Much like the guards roaming about, the woodcutter had been given specific instructions not to speak to any guests. Otis didn’t know this, but since the woodcutter had practically ignored him up to this point, Otis was caught off guard when the strange man sneaked back in and began to whisper into Otis’s ear.
“Shhhh,” the woodcutter warned. “We haven’t got much time.”
Puzzled, Otis reared back and quickly noticed the grave concern radiating from the woodcutter’s eyes.
“You’re in terrible danger.”
“What are you tal—”
The woodcutter placed a finger over his own mouth and shushed Otis.
“Before you came here, were you locked in a cell with a giant snake?”
Otis nodded, equal parts concern and curiosity.
“And it left you alone, for the most part?”
Otis nodded again.
“Where do I start?” the woodcutter asked, keeping his voice hushed. “For years she’s fed that snake more men than I can count. But every once in a while, it’ll ignore one. When that happens, the queen gets it into her head that she’s meant to spend eternity with that man, and she moves him into this room to see if he’s worthy of being her husband.”
“She said her husband died just a few months ago.”
“What? No,” the woodcutter replied. “He died fifteen years ago. She poisoned him.”
The searing weight of fear began to push down on Otis’s shoulders and chest. “Whenever a new man comes in, she puts him in this room. At first, they seem grateful—even thrilled by the accommodations. But eventually, they ask for something they don’t have. They always want more. So she says. One man insisted that fresh fruit and milk be delivered to his room every morning. Another asked for that bronze tub out there. No one’s made it more than a month before she labels them as greedy. This room and all its amenities were designed and handpicked by the ghosts of previous guests. And the reason it’s been painted black is because that’s the only color that will hide the bloodstains.
“She’s not right—in her mind,” the woodcutter said. “She’s got this mirror in her room that she talks to. And she thinks it talks back to her. But the voices are just inside her head. I know you’re expecting to leave here soon. But you need to know that she will never let that happen. She’s going to keep you here and groom you to be her husband unless she decides to kill you first.”
“She told me there was a passenger freight coming, and that I’d be on it when it left,” Otis said.
Otis stood up and ran his fingers over his forehead and through his thick hair. “I have to go. I have to leave—right now.”
“Out of the question. You leave now, and she will have you followed and killed. She controls every mode of transportation on and off the island. The only way you’re getting out of here alive is if you have outside help come get you. Even then, it’s likely a death sentence. She has eyes and ears everywhere.”
Otis sat silent for a lingering moment. “What can I do?”
“Bide your time. Don’t ask for anything. I—I’ve hidden some ink and a small book filled with blank paper under your firewood on the balcony. Once a week, someone will come by to collect your milk bottles. As long as you don’t do it every week, they won’t notice when you keep one. Write for help, stuff the paper in a bottle, and toss it as far as you can off that balcony.”
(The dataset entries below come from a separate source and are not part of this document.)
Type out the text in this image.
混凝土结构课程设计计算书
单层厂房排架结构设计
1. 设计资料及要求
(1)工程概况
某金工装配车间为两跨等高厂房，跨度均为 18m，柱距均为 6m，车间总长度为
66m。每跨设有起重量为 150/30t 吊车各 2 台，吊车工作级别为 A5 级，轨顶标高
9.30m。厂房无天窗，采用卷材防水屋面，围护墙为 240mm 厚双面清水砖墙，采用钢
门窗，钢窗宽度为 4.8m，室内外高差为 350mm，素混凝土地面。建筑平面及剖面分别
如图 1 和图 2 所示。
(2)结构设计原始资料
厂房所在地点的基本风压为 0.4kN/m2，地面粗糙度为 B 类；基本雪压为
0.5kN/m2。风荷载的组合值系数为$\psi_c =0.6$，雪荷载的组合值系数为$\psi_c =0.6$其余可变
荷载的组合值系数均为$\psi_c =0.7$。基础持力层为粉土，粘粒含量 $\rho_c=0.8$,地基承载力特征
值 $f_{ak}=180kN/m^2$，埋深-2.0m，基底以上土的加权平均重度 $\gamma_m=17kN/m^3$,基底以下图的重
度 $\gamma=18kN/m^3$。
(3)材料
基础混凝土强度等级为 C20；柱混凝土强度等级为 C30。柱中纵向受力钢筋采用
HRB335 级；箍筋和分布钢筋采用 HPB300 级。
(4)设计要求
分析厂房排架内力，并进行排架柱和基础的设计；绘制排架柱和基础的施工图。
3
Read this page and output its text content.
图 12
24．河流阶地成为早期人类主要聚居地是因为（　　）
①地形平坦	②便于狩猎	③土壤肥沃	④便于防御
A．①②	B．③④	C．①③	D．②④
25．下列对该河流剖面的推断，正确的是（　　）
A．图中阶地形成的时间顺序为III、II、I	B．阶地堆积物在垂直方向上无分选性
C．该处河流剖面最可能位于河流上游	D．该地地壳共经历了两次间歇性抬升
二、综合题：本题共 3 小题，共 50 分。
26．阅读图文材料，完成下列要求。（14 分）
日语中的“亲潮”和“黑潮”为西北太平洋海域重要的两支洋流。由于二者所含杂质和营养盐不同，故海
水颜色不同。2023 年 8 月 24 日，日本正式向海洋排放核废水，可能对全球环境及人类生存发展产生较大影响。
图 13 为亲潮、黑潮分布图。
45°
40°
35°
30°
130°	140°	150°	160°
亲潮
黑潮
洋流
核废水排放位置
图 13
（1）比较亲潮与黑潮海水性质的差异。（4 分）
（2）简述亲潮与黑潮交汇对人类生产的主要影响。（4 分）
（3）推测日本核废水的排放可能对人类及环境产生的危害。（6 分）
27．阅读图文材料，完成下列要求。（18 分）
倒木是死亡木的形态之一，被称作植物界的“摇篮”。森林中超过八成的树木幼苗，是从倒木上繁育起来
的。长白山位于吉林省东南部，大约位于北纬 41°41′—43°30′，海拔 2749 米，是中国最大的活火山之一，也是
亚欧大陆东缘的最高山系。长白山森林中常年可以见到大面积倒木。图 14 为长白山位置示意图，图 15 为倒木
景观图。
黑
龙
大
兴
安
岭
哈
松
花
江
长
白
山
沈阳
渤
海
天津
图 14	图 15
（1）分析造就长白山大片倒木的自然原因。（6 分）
“Pray that it lands on another island.”
“Can I write one up now and send it with you?” Otis asked.
“Oh, no,” the woodcutter said. “They don’t do it often, but every once in a while they search me on the way out. I’ve helped all I can. I wish I could do more, but I’ve got my kids to think about. As I said before, she’s got eyes and ears everywhere.”
“Why are you helping me at all, then?” Otis asked.
“My father served in the Trojan War. He was too old to fight and had no business being there. But what’s right is right, he always used to say. Anyway, he suffered a large cut to his leg and probably would’ve bled to death if you hadn’t been there to wrap it in a tourniquet.”
“Oh,” Otis said, surprised.
“My family and I have and always will be grateful for what you did. And I wish I could do more to help you now. But I can’t. Good luck, Otis. May the gods be with you.